Migrant shipwreck survivors arrested as UN says 800 dead
CATANIA, Italy - Agence France-Presse
Survivors of the boat that overturned off the coasts of Libya Saturday, disembark from Italian Coast Guard ship Bruno Gregoretti, at Catania Harbor, Italy, Monday, April 20, 2015. AP PhotoItalian police have arrested two suspected people traffickers among the survivors of the migrant boat that capsized off Libya on April 19, as the UN said 800 people were killed in the Mediterranean's worst migrant disaster.
They said they had detained a Tunisian man believed to be the captain of the vessel and a Syrian allegedly a member of the ship's crew, taken from a group of 27 haggard survivors who arrived in the Sicilian port of Catania on April 20 evening. Both face charges of people trafficking.
Under-fire EU ministers meanwhile agreed on a 10-point plan to double the resources available to the current EU border surveillance mission Triton, as the UN's refugee agency and the International Organization for Migration recounted what those onboard had witnessed.
"We can say that 800 are dead," said Carlotta Sami, spokeswoman for the United Nations High Commissioner for Refugees in Italy on April 21, citing the survivors' accounts of the deadly crossing.
Those who escaped with their lives described to officials the moment the 20-metre (70-foot) trawler carrying them capsized after a Portuguese merchant ship approached the vessel, causing a stampede.
"There were a little over 800 people on board, including children aged between 10 and 12. There were Syrians, about 150 Eritreans, Somalians... They had left Tripoli at about 8 am on April 18," Sami said.
The survivors hailed from Mali, Gambia, Senegal, Somalia, Eritrea and Bangladesh, she added, and all had been taken to nearby holding centres.
One other survivor was taken to hospital in Catania, on Sicily's east coast.
EU foreign affairs chief Federica Mogherini had unveiled plans earlier April 20 to tackle the growing migrant crisis after telling member states they had "no more excuses" not to act.
Even as EU foreign and interior ministers met in Luxembourg to discuss ways to stem the flood of people trying to reach Europe, the International Organization for Migration said it had received a distress call from another boat -- but cautioned against concluding this was another disaster in the making.
Italian Premier Matteo Renzi said separately that Italy's coast guard had asked merchant shipping to come to the aid of two boats off the Libyan coast with up to 450 migrants on board after they sought help.
Police in Greece meanwhile reported three people killed, including a child, after a boat coming from Turkey sank off the island of Rhodes.
Dramatic footage showed people trying to reach survivors huddled on a piece of wreckage as they were being swept towards rocks.
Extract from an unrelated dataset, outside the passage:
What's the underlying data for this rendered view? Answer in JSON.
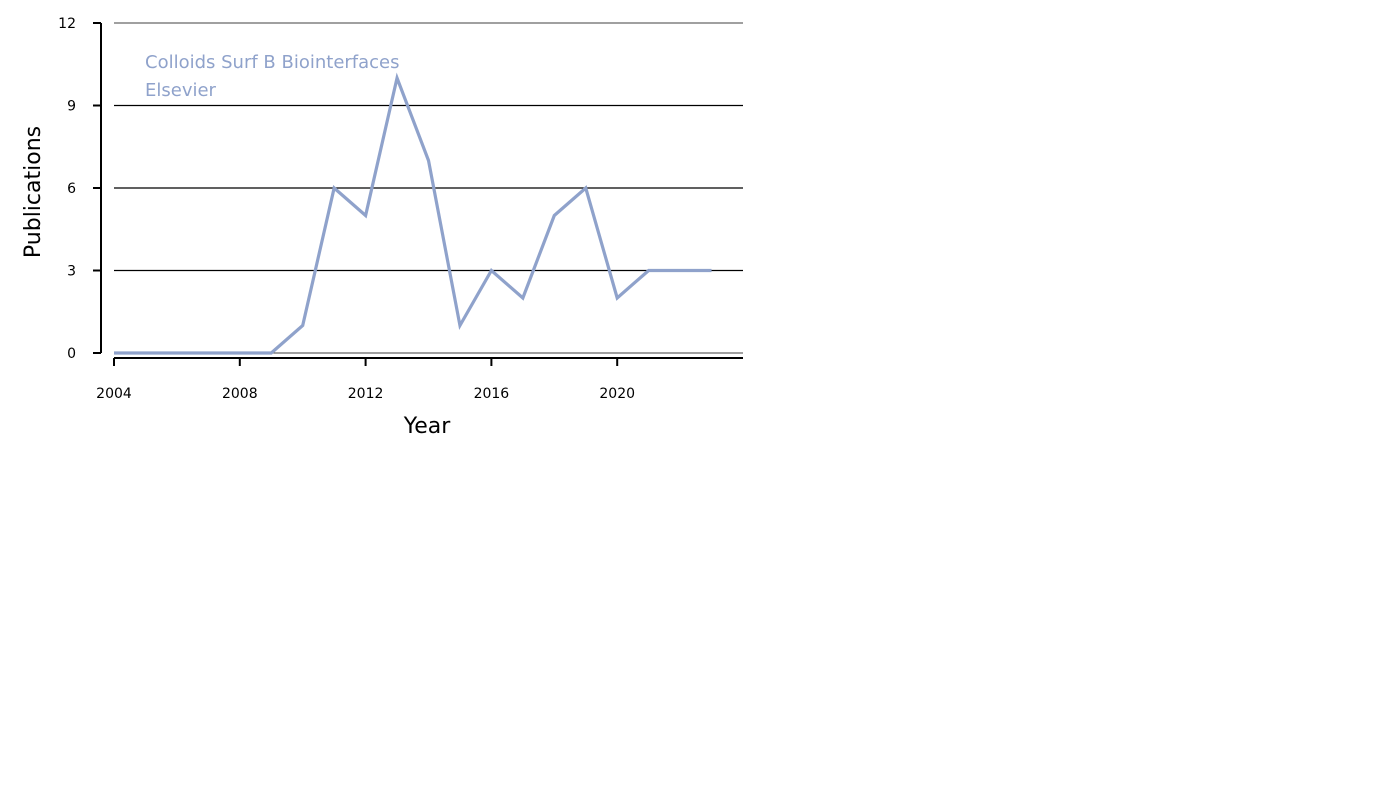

Ninety-three people were rescued alive, police said.
Europe's southern shores have been swamped over the past two weeks with migrants fleeing war and hardship, mostly via conflict-wracked Libya.
More than 11,000 migrants have been rescued by Italian authorities since the middle of last week alone and current trends suggest last year's total of 170,000 landing in Italy is likely to be exceeded in 2015.
Unveiling the 10-point action plan, Mogherini said the EU had to live up to its humanitarian values and commitments towards migrants, she said, adding: "To send them back is another way of killing them."
First on the list, ministers agreed the current EU border surveillance mission Triton should be increased to extend its range and capabilities on the bloc's southern flank.
Triton replaced Italy's own Mare Nostrum mission, which Rome scrapped late last year in protest that its EU partners would not share the burden.
The EU will also try to capture or destroy people-smuggling boats and increase cooperation across the board, the European Commission said.
The bloc will also offer a "voluntary pilot project on resettlement, providing a number of places to persons in need of protection", a key but small step forward in spreading the problem.
Up to now, countries relatively untouched by the problem had objected to this form of burden sharing, however small.
Diplomats said there could be 5,000 places available but the commission gave no figure.
Elsewhere EU president Donald Tusk announced an emergency leaders summit for April 23 to discuss the plan, saying: "We cannot continue like this, we can't accept that hundreds of people die."
Italy's Renzi, whose country bears the brunt of the problem, said Rome was studying the possibility of mounting "targeted interventions" against Libya-based people smugglers.
"Attacks on death rackets, attacks against slave traders (traffickers) are in our thinking," Renzi told a press conference with his Maltese counterpart Joseph Muscat.
Italian and Maltese navy boats meanwhile continued to search for the victims of Sunday's disaster, which brings to an estimated 1,600 the number of migrants who have drowned in the Mediterranean this year.
Only 28 survivors have been found so far, along with 24 bodies, which were taken to Malta.
The deadliest incident prior to Sunday occurred off Malta in September 2014, when an estimated 500 migrants drowned after traffickers deliberately rammed their boat in an attempt to force the passengers onto a smaller vessel.